Diesen Befürchtungen hielt Simon Herrmann von BN-Netze entgegen: „Sie haben die Befürchtung, dass sich zeitnah eine große Anzahl an eigenversorgten Anwesen anschließen lassen wollen. Ich kann dazu sagen: Wenn unser Plan umgesetzt wird, wird man in der Lage sein, eine große Anzahl in der Gemeinde anzuschließen. Zwar erreichen wir keine Vollabsicherung zu 100 Prozent, aber einen sehr großen Anteil von Schwanau.
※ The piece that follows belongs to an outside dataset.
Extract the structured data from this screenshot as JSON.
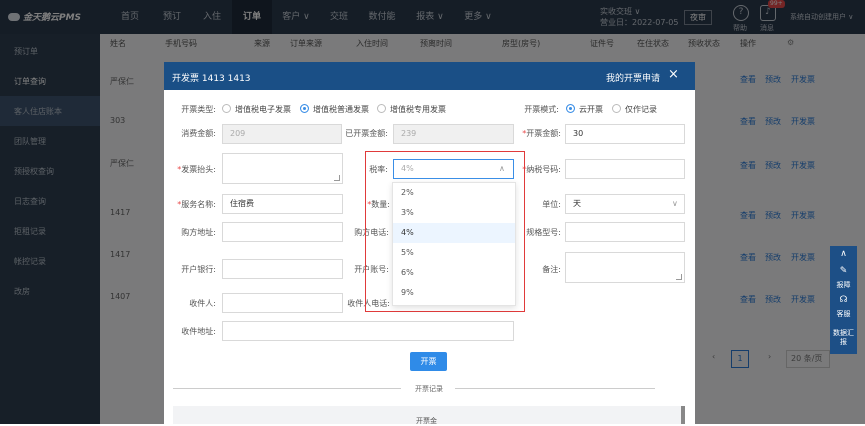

Gemeinderat Hartmut Läßle (Liste Läßle) fand das Trinkwasserkonzept nach der Erläuterung nun nachvollziehbarer. Klärungsbedarf hatte Läßle zur von ihm nicht für gut befundenen Prämisse, dass die Anwohner der Wittenweirer Hauptstraße an das öffentliche Trinkwassernetz angeschlossen werden müssen, wenn die Leitung fertig ist. Das ist in einer Satzung festgeschrieben: Wenn die Leitung durch eine Straße geführt wird, muss jeder Anwohner sich anschließen lassen.
Sinneswandel
Der Wittenweierer Gemeinderat Georg Zeller (FWV) bezeichnete den geplanten Ringschluss als richtig: „Vor zehn Jahren hätte ich noch gesagt, dass kein Mensch in Wittenweier sich an die öffentliche Wasserversorgung anschließen lassen will.“ Heute stehe unter anderem der Bau des Rückhalteraums Elzmündung im Raum, was zu einem Sinneswandel bei den Eigenwasserversorgern geführt habe. Diese müssen selbst Sorge tragen, dass das Trinkwasser regelmäßig auf Schadstoffe untersucht wird.